Albon mental gestärkt
Dieser Grand Prix in Montreal hat gezeigt, dass Albon ein kompletter Fahrer geworden ist: Er kann im Qualifying das Maximum aus seinem Auto herausholen (manchmal sogar noch ein bisschen mehr) und auch in den Mann-gegen-Mann-Kämpfen steht Albon seinen Mann. Sogar mit minderwertigem Material. Unter diesem Gesichtspunkt kann die Frage, ob Albon für einen Aufstieg bereit ist, mit einem klaren Ja beantwortet werden.
Gleichzeitig ist ein Rennen für Williams etwas völlig anderes als für Red Bull Racing oder Mercedes. Natürlich fährt Williams in der Formel 1, trotzdem ist der Druck dort nicht mit dem eines Spitzenteams vergleichbar. Gerade auf der mentalen Ebene ist Albon stärker geworden, verriet er in einem Interview mit GPblog. Albon hat in seiner Karriere viele Rückschläge erlitten, zum Beispiel als Red Bull ihn in die DTM zurückgestuft hat. Aber Albon hat weiter hart gearbeitet und an eine Rückkehr in die Formel 1 geglaubt. Ein schwächeres Rennen bei Williams bringt Albon nicht aus der Bahn. Genauso wenig wie er nach einem guten Ergebnis in Montreal neben seinen Schuhen herläuft.

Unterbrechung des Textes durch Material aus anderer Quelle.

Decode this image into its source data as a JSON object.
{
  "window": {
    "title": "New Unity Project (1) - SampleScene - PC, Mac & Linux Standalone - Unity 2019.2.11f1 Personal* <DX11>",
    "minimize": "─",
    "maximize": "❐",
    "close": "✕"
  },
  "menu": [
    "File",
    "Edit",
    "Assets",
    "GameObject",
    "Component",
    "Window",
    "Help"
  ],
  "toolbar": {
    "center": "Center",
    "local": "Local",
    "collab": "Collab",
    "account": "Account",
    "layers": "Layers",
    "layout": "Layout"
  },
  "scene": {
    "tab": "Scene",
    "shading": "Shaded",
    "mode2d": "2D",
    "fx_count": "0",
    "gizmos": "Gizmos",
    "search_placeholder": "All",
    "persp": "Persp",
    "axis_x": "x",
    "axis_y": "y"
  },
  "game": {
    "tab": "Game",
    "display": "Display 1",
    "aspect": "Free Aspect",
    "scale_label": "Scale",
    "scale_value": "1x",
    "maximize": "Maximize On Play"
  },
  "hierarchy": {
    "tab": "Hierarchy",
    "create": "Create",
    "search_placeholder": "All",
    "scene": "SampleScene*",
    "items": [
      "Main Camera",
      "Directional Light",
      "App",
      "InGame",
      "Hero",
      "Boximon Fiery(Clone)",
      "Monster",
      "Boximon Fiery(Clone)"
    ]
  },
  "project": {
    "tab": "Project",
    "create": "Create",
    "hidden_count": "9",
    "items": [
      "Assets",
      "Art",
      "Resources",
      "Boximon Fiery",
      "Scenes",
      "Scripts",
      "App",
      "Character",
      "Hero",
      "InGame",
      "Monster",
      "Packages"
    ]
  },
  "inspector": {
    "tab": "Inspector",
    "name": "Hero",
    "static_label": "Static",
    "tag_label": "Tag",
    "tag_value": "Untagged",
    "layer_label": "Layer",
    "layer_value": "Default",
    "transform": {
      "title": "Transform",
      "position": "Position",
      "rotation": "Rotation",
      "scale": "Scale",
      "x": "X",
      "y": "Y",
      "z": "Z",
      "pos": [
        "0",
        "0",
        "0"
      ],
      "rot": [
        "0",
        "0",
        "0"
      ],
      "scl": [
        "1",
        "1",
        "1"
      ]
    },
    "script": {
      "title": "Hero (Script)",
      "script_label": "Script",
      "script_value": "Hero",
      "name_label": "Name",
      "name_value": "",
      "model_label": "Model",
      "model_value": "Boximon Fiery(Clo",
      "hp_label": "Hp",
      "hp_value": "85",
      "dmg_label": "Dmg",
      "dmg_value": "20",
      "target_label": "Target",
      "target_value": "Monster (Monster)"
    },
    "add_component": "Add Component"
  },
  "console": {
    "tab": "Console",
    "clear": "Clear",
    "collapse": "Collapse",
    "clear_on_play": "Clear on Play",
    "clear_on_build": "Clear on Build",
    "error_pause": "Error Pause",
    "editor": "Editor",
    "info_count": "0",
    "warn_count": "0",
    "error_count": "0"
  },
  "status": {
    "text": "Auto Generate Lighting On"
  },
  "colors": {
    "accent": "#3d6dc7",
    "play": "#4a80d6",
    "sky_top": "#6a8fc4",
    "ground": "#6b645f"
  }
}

Eine Rückkehr zu Red Bull Racing?
Angenommen, Red Bull würde ihn wieder an die Seite von Verstappen stellen, dann ist die Wahrscheinlichkeit groß, dass der Niederländer Albon fast jedes Rennen schlagen würde. Aber wird der Vorsprung strukturell mehr als drei Zehntel betragen (wie der Unterschied zwischen Verstappen und Sergio Perez im Durchschnitt)? Albon hat also in dieser Saison bewiesen, dass er das gesamte ihm zur Verfügung stehende Material optimal nutzt. Wenn er diese Qualität aus seinen Williams-Jahren zu Red Bull mitbringt, wird der Thailänder definitiv in der Nähe von Verstappen bleiben. Außerdem ist Albon nicht der Typ, der sein Auto gleich in der ersten Runde des freien Trainings ins Kiesbett stellt.
Eine Rückkehr zu Red Bull Racing scheint im Moment nicht realistisch. Aber ist Albon weniger wert als Carlos Sainz von Ferrari, der vielleicht zu Audi wechselt? Oder was ist, wenn Lando Norris in einem Jahr McLaren verlässt? Dann wäre Albon sicherlich nicht fehl am Platz. Wenn der Thailänder so weitermacht wie bisher, wird sich diese Chance bei einem besseren Team als Williams sicher ergeben.